David Michaels heads the Project on Scientific Knowledge and Public Policy (SKAPP) and is Professor and Associate Chairman in the Department of Environmental and Occupational Health, the George Washington University School of Public Health and Health Services.

Comments

  1. #1 Frank Mirer
    January 15, 2007

    Here’s some observations which might give the popcorn lung issue greater reach.

    1. At the state level, they need to be occupational disease reporting laws such as there is in Michigan and could be elsewhere. This is a public health code modification which doesn’t run into the issue of legislating OSHA separately. The occupational disease law in Michigan produced critical information about the relationship of metalworking fluids and occupational asthma.

    2. Occupational health practitioners should be aware of the background or population rate of disabling respiratory illness. Two (count them 2) workers out from work for a week from a respiratory diagnosis is unusual and should be considered a sentinel event. People used to ridicule this, saying what about the flu? Now we might say the opposite, what about the flu?

    Three. Is there spectrum of occupational illness from diacetyl (and other causes of interstitial lung disease)? Do these facilities have substantial other workers with symptoms but not at the pathological result?

    4. One of the diacetyl levels in commercial popcorn popping in and in consumer use of popcorn?

    5. For those who are interested in structure activity relationships, remember Beta Gamma diketones. You can imagine they have the potential to cross-link proteins.

  2. #2 Frank Mirer
    January 15, 2007

    Please excuse some of the typos above. I’m learning dictation software.

  3. #3 David Michaels
    January 15, 2007

    Your comments are most welcome. Several states, I believe, have laws requiring reporting of occupational illnesses. They are pretty much unknown and rarely if ever even discussed among physicians. The bigger issue is that of diagnosis. Given the number of cases among food industry workers in the LA area, it seems likely that similar cases are occurring elsewhere, but are not being identified as occupational in origin.
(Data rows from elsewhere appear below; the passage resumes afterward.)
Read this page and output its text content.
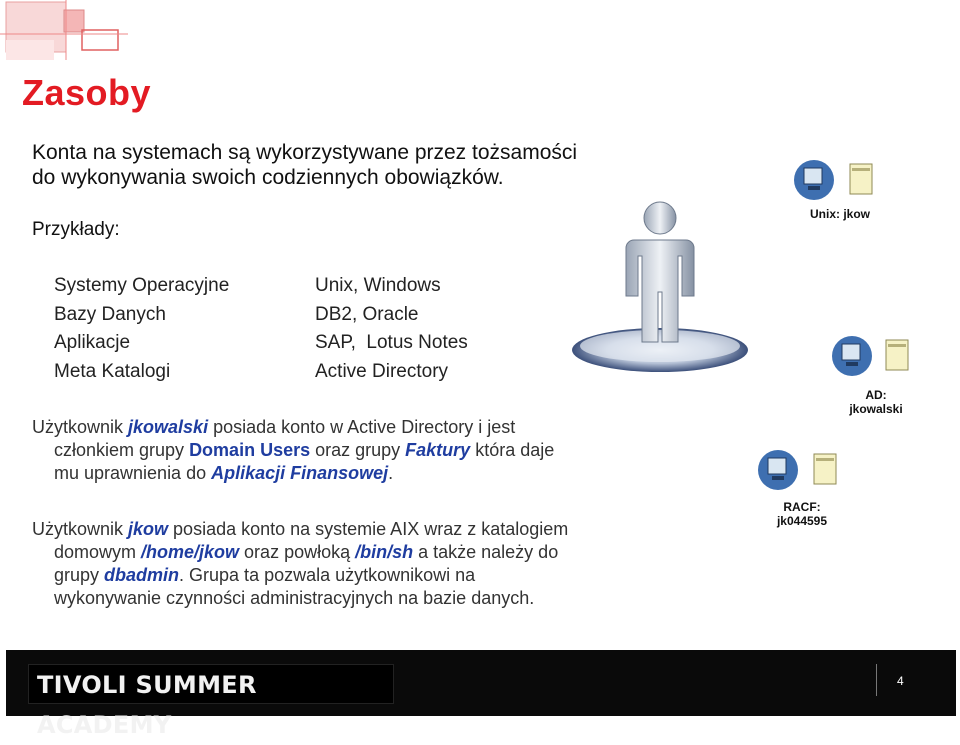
Zasoby
Konta na systemach są wykorzystywane przez tożsamości
do wykonywania swoich codziennych obowiązków.
Przykłady:
Systemy Operacyjne
Bazy Danych
Aplikacje
Meta Katalogi
Unix, Windows
DB2, Oracle
SAP,  Lotus Notes
Active Directory
Użytkownik jkowalski posiada konto w Active Directory i jest
członkiem grupy Domain Users oraz grupy Faktury która daje
mu uprawnienia do Aplikacji Finansowej.
Użytkownik jkow posiada konto na systemie AIX wraz z katalogiem
domowym /home/jkow oraz powłoką /bin/sh a także należy do
grupy dbadmin. Grupa ta pozwala użytkownikowi na
wykonywanie czynności administracyjnych na bazie danych.
Unix: jkow
AD:
jkowalski
RACF:
jk044595
TIVOLI SUMMER ACADEMY
4
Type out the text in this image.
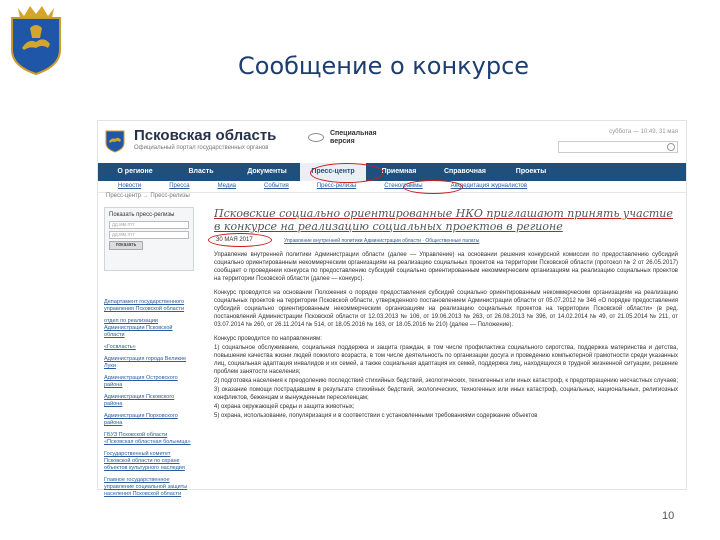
Сообщение о конкурсе
Псковская область
Официальный портал государственных органов
Специальная
версия
суббота — 10:49, 31 мая
О регионе	Власть	Документы	Пресс-центр	Приемная	Справочная	Проекты
Новости	Пресса	Медиа	События	Пресс-релизы	Стенограммы	Аккредитация журналистов
Пресс-центр → Пресс-релизы
Показать пресс-релизы
дд.мм.гггг
дд.мм.гггг
показать
Департамент государственного управления Псковской области
отдел по реализации Администрации Псковской области
«Госвласть»
Администрация города Великие Луки
Администрация Островского района
Администрация Псковского района
Администрация Порховского района
ГБУЗ Псковской области «Псковская областная больница»
Государственный комитет Псковской области по охране объектов культурного наследия
Главное государственное управление социальной защиты населения Псковской области
Псковские социально ориентированные НКО приглашают принять участие в конкурсе на реализацию социальных проектов в регионе
30 МАЯ 2017	Управление внутренней политики Администрации области · Общественные палаты
Управление внутренней политики Администрации области (далее — Управление) на основании решения конкурсной комиссии по предоставлению субсидий социально ориентированным некоммерческим организациям на реализацию социальных проектов на территории Псковской области (протокол № 2 от 26.05.2017) сообщает о проведении конкурса по предоставлению субсидий социально ориентированным некоммерческим организациям на реализацию социальных проектов на территории Псковской области (далее — конкурс).
Конкурс проводится на основании Положения о порядке предоставления субсидий социально ориентированным некоммерческим организациям на реализацию социальных проектов на территории Псковской области, утвержденного постановлением Администрации области от 05.07.2012 № 346 «О порядке предоставления субсидий социально ориентированным некоммерческим организациям на реализацию социальных проектов на территории Псковской области» (в ред. постановлений Администрации Псковской области от 12.03.2013 № 106, от 19.06.2013 № 263, от 26.08.2013 № 396, от 14.02.2014 № 49, от 21.05.2014 № 211, от 03.07.2014 № 260, от 26.11.2014 № 514, от 18.05.2016 № 163, от 18.05.2016 № 210) (далее — Положение).
Конкурс проводится по направлениям:
1) социальное обслуживание, социальная поддержка и защита граждан, в том числе профилактика социального сиротства, поддержка материнства и детства, повышение качества жизни людей пожилого возраста, в том числе деятельность по организации досуга и проведению компьютерной грамотности среди указанных лиц, социальная адаптация инвалидов и их семей, а также социальная адаптация их семей, поддержка лиц, находящихся в трудной жизненной ситуации, решение проблем занятости населения;
2) подготовка населения к преодолению последствий стихийных бедствий, экологических, техногенных или иных катастроф, к предотвращению несчастных случаев;
3) оказание помощи пострадавшим в результате стихийных бедствий, экологических, техногенных или иных катастроф, социальных, национальных, религиозных конфликтов, беженцам и вынужденным переселенцам;
4) охрана окружающей среды и защита животных;
5) охрана, использование, популяризация и в соответствии с установленными требованиями содержание объектов
10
    Diacetyl exposure among people who pop popcorn, at home or commercially? A great question. There is no published research on the exposure of consumers to the heated vapors of diacetyl and other chemicals released when microwave popcorn is popped. The EPA has still not released the study it conducted looking at the emissions from microwave pop corn after its been microwaved. Here’s the background:
    In the middle of 2003, the Environmental Protection Agency (EPA) announced that a study on the chemicals released in the popping and opening of packages of microwave popcorn was underway and was expected to be completed by the end of that year. The EPA has yet to disclose the results of that study.
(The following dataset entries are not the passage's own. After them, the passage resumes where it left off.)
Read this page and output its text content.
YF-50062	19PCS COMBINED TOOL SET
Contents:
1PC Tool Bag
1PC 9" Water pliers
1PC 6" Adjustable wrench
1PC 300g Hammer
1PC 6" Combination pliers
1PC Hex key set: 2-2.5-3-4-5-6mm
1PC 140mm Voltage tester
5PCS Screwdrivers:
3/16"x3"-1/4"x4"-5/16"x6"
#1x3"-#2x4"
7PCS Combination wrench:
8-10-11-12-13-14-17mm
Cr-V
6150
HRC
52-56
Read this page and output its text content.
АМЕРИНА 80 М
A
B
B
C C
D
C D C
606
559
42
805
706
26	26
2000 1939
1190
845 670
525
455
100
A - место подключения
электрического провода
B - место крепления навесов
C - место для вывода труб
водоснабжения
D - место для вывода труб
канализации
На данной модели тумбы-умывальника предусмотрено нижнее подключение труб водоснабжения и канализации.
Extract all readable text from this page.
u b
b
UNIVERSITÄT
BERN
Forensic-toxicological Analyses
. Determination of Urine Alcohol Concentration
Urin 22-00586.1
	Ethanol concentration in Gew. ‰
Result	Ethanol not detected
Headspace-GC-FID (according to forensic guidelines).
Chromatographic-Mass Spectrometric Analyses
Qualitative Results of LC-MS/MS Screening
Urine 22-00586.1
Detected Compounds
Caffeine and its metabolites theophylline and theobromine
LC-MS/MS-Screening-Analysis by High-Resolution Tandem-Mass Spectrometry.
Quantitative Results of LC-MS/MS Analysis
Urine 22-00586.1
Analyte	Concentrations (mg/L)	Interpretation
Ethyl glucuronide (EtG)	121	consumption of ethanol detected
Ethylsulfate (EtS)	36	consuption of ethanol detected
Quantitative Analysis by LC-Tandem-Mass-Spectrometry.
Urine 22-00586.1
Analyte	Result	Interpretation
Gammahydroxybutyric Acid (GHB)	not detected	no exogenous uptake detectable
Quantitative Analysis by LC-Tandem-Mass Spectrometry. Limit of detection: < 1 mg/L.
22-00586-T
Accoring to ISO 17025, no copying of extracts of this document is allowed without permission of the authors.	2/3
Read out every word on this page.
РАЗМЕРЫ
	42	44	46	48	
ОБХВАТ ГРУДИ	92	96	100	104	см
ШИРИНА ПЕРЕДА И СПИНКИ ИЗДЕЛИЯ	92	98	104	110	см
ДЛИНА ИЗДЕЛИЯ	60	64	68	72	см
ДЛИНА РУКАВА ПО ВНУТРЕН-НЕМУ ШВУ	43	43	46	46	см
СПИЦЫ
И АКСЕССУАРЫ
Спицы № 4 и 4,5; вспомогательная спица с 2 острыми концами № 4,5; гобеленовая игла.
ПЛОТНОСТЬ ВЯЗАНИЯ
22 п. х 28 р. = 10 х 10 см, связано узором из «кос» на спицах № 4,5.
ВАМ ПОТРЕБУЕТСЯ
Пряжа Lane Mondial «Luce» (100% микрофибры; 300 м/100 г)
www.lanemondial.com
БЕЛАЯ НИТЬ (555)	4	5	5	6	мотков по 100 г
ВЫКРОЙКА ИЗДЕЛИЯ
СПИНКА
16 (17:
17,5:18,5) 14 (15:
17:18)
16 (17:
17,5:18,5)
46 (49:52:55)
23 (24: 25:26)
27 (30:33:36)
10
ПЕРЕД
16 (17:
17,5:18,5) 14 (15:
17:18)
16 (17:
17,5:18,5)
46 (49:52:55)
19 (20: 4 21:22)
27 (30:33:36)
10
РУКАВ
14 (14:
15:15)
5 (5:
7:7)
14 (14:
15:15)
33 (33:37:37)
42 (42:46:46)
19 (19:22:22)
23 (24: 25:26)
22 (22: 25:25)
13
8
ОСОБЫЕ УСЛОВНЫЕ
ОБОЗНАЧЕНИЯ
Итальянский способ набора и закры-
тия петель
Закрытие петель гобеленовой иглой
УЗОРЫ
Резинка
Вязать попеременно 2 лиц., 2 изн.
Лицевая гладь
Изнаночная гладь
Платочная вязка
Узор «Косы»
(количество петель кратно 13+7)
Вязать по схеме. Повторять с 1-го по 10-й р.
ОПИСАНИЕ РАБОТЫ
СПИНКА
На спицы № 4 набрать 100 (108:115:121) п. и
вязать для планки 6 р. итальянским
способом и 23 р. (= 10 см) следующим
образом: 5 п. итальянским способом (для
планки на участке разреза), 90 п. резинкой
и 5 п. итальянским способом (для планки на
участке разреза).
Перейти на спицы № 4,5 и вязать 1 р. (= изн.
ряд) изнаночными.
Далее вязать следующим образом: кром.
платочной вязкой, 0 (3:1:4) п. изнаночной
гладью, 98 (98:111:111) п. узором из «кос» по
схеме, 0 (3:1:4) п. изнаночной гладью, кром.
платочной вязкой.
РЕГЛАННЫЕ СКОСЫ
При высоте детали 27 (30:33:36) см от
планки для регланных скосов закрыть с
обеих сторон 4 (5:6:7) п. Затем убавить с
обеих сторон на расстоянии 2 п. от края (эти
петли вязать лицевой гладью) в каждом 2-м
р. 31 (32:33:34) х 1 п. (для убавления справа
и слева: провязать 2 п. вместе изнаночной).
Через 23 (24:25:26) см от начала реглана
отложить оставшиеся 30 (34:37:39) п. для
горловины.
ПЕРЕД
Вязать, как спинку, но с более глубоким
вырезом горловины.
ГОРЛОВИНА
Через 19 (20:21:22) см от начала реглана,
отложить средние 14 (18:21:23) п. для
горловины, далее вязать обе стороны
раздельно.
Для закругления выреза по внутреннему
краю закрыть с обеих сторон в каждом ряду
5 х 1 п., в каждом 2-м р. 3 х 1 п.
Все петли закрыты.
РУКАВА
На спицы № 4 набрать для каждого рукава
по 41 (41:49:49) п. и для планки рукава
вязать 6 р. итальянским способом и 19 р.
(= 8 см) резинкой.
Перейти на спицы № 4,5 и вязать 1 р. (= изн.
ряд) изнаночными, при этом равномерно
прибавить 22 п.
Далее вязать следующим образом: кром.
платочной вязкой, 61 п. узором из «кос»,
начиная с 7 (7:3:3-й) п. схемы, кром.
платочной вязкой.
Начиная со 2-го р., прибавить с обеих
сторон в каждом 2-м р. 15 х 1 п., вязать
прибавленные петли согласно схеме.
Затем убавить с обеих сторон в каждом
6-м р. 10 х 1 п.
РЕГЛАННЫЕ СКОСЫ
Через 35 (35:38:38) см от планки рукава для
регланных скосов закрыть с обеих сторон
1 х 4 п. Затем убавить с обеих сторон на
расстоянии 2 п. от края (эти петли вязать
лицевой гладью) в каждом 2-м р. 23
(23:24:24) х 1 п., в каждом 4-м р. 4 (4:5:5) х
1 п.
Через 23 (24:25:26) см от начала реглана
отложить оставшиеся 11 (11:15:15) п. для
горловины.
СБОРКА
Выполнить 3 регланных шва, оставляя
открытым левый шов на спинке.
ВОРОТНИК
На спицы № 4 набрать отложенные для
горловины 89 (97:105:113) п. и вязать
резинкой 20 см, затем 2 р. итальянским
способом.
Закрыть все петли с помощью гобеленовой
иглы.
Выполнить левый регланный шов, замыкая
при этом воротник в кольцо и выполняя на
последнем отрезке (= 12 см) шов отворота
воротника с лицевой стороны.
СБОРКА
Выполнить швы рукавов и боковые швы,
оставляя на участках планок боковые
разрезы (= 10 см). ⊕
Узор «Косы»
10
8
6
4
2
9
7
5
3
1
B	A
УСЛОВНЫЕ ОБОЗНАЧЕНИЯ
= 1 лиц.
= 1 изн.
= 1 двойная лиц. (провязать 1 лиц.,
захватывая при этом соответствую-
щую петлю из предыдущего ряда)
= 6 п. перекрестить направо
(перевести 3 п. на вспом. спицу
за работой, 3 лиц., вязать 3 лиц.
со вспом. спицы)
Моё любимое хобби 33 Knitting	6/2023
    In July 2006, in response to my inquiry about the status of the study, the Chief of the EPA’s Indoor Environment Management Branch provided the following response:

    “The principle investigator on this project was transferred to homeland security duties, there the final report has been delayed. It is anticipated that the report will be sent as a manuscript for publication in a peer reviewed journal in October, once internal and industry reviews are completed. When it is published will be up to the journal.”

    On July 26, 2006, on behalf of the SKAPP Planning Committee, I wrote to EPA Administrator Stephen L. Johnson, asking for expedited release of the study and objecting to the preferential treatment given to industry. The EPA responded that the paper summarizing their findings has undergone internal and external review and will be sent to industry “solely to ensure that no confidential business information is released”; the agency plans to submit the paper to a scientific journal this fall and anticipates publication by mid-2007.

    This fall has come and gone, but no news yet from EPA.